As a fellow teen in the nineties, I got a kick out of the possessions on show (Pitchshifter CD, Red Dwarf on VHS, Hunter S Thompson clippings…) – but what made me think was the contrast between what Lloyd-as-interviewee remembered, versus Lloyd-as-interviewer’s analysis of his teenage years. The bullying wasn’t as bad as he recalled it, and he considered that perhaps some of the choices of song or reading material reflected how he wanted to be seen more than anything else.
Most of us look back on our teenage years with mild embarrassment – things that we said or did. More often it’s that we so readily used XYZ to dictate what we thought or who we made friends with. Often we forget how important it was to us to have that grounding in common culture, a sense of community, when the ways we regarded ourselves and the ways we were regarded by others were first ripped from their moorings, and set in perpetual motion.
Yet we also forget that little has changed since then. Log on to your social network feed, and you’ll find friends linking to cool things they have found, sharing their opinions of this and that, demonstrating support of causes and struggles around the world. We share photos and videos of ourselves looking sexy and exciting – and hide the ones we don’t like so much. In many ways, engaging in social media is a lot like is a lot like decorating your teenage bedroom – hell, they’re even called walls. We communicate in books and movies and games. We present a picture to the world of a version of ourselves, and this is ever changing. Just as we did back then, we are still making ourselves, every single day.
With this in mind, it’s little wonder we fear control and monitoring of our online profiles. It’s not only about personal information getting into the open, it’s a violation of our sanctum, abusing and using the face we show without our permission. Think about the word we use to describe posting as someone else on Facebook – “frape”. And identity fraud isn’t just about stealing your credit, or your money. It’s about stealing you.

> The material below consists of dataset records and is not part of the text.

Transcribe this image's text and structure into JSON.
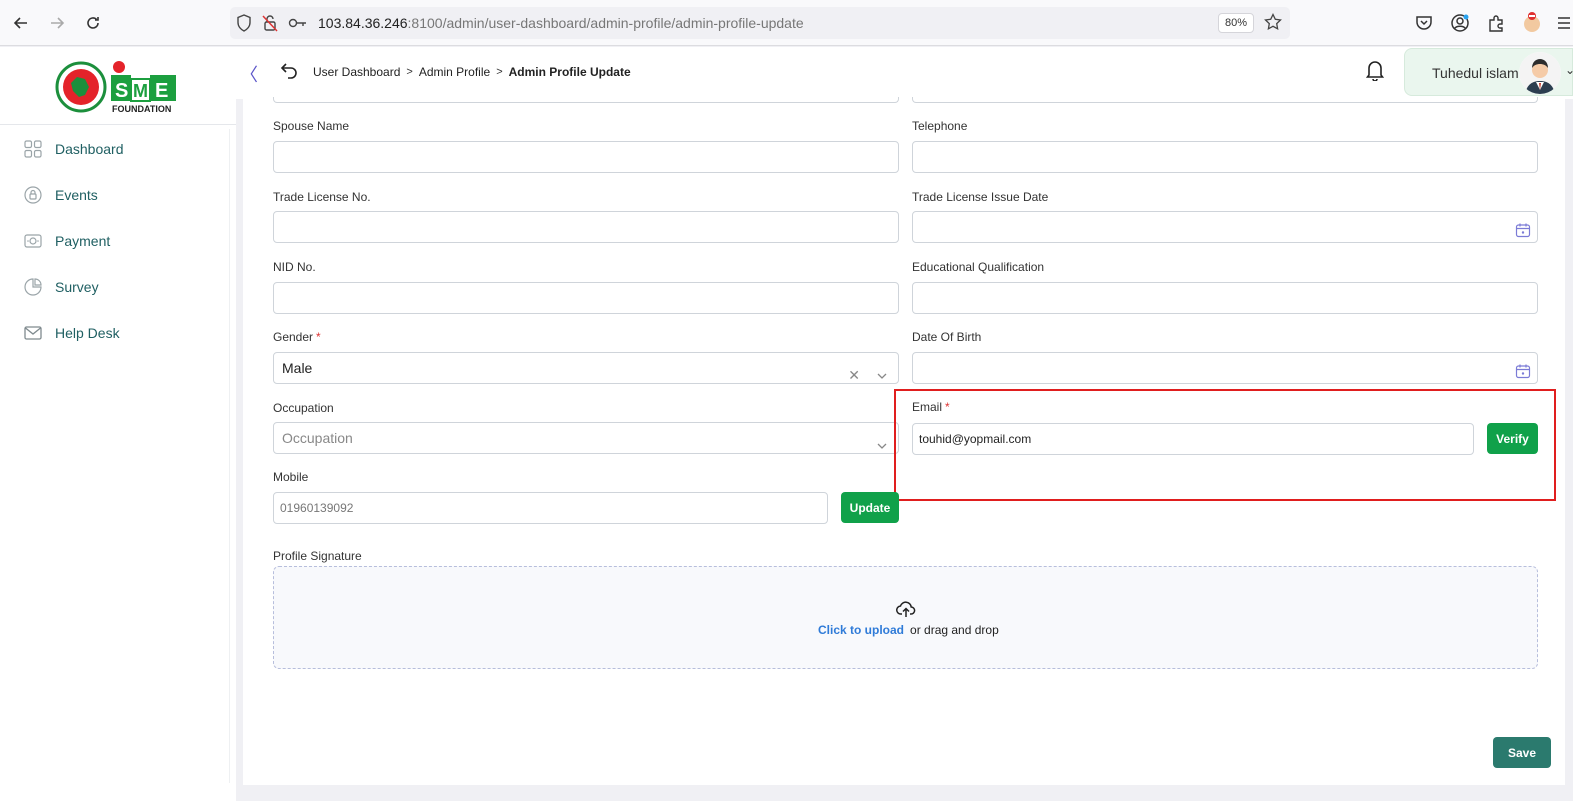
{
  "browser": {
    "url_host": "103.84.36.246",
    "url_rest": ":8100/admin/user-dashboard/admin-profile/admin-profile-update",
    "zoom": "80%"
  },
  "sidebar": {
    "items": [
      {
        "label": "Dashboard",
        "icon": "grid-icon"
      },
      {
        "label": "Events",
        "icon": "lock-icon"
      },
      {
        "label": "Payment",
        "icon": "payment-icon"
      },
      {
        "label": "Survey",
        "icon": "pie-chart-icon"
      },
      {
        "label": "Help Desk",
        "icon": "mail-icon"
      }
    ]
  },
  "header": {
    "breadcrumb": [
      "User Dashboard",
      "Admin Profile",
      "Admin Profile Update"
    ],
    "user_name": "Tuhedul islam"
  },
  "form": {
    "spouse_name": {
      "label": "Spouse Name",
      "value": ""
    },
    "telephone": {
      "label": "Telephone",
      "value": ""
    },
    "trade_license_no": {
      "label": "Trade License No.",
      "value": ""
    },
    "trade_license_issue_date": {
      "label": "Trade License Issue Date",
      "value": ""
    },
    "nid_no": {
      "label": "NID No.",
      "value": ""
    },
    "educational_qualification": {
      "label": "Educational Qualification",
      "value": ""
    },
    "gender": {
      "label": "Gender",
      "required": "*",
      "value": "Male"
    },
    "date_of_birth": {
      "label": "Date Of Birth",
      "value": ""
    },
    "occupation": {
      "label": "Occupation",
      "placeholder": "Occupation"
    },
    "email": {
      "label": "Email",
      "required": "*",
      "value": "touhid@yopmail.com",
      "verify_label": "Verify"
    },
    "mobile": {
      "label": "Mobile",
      "value": "01960139092",
      "update_label": "Update"
    },
    "profile_signature": {
      "label": "Profile Signature",
      "upload_link": "Click to upload",
      "upload_rest": "or drag and drop"
    },
    "save_label": "Save"
  },
  "colors": {
    "accent_green": "#10a14a",
    "save_teal": "#2b7a6e",
    "highlight_red": "#e01e1e",
    "sidebar_text": "#1f5f62"
  }
}
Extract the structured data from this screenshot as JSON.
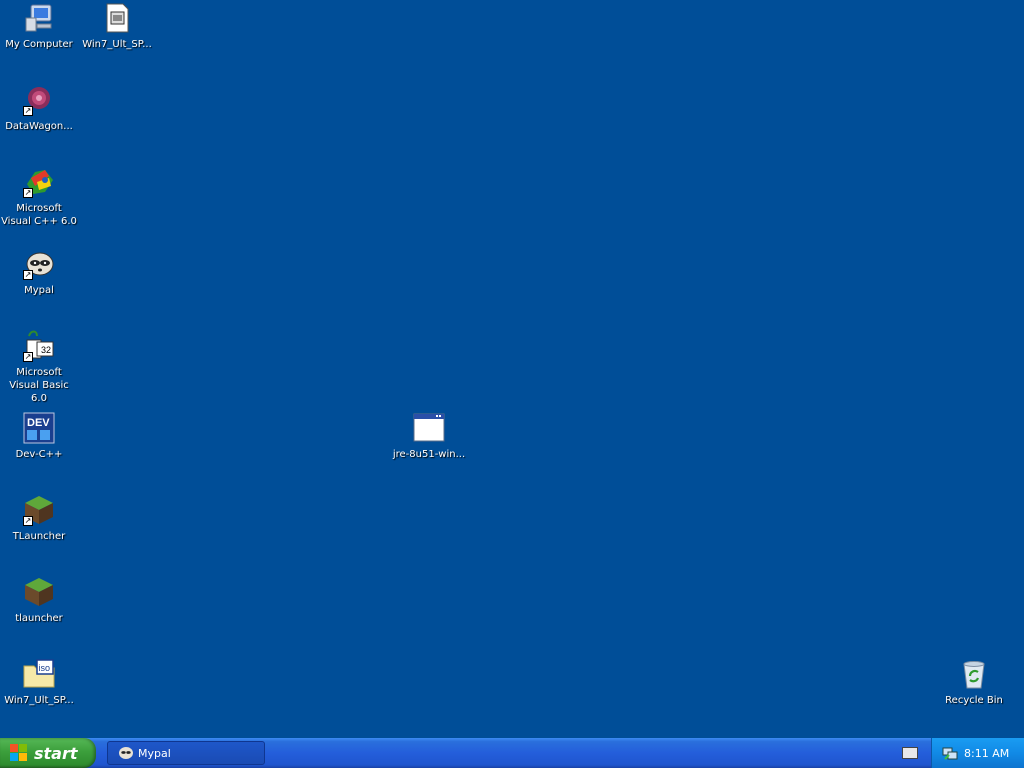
{
  "desktop": {
    "icons": [
      {
        "id": "my-computer",
        "label": "My Computer"
      },
      {
        "id": "win7-sp-1",
        "label": "Win7_Ult_SP..."
      },
      {
        "id": "datawagon",
        "label": "DataWagon..."
      },
      {
        "id": "msvc",
        "label": "Microsoft Visual C++ 6.0"
      },
      {
        "id": "mypal",
        "label": "Mypal"
      },
      {
        "id": "msvb",
        "label": "Microsoft Visual Basic 6.0"
      },
      {
        "id": "devcpp",
        "label": "Dev-C++"
      },
      {
        "id": "jre",
        "label": "jre-8u51-win..."
      },
      {
        "id": "tlauncher-shortcut",
        "label": "TLauncher"
      },
      {
        "id": "tlauncher",
        "label": "tlauncher"
      },
      {
        "id": "win7-iso",
        "label": "Win7_Ult_SP..."
      },
      {
        "id": "recycle-bin",
        "label": "Recycle Bin"
      }
    ],
    "iso_badge": "iso",
    "dev_badge": "DEV",
    "vb_badge": "32"
  },
  "taskbar": {
    "start_label": "start",
    "tasks": [
      {
        "label": "Mypal"
      }
    ],
    "clock": "8:11 AM"
  },
  "colors": {
    "desktop_bg": "#004e98",
    "taskbar_blue": "#245edb",
    "start_green": "#3c9f3c",
    "tray_blue": "#118ae6"
  }
}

Memory is a fluid thing. We rewrite the stories of our lives as we go along. Often the use of cultural tropes as shorthand is considered a bit teenaged, or indicative of a lazy brain. In some creative contexts, sometimes it’s even frowned upon, or considered vulgar to be referential in this way. Some forms of art are considered “lesser” for doing this. But why is that? Cultural tropes are ways of exploring and sharing the world and how we interpret it. Like pirates, we should always treasure our own desert islands.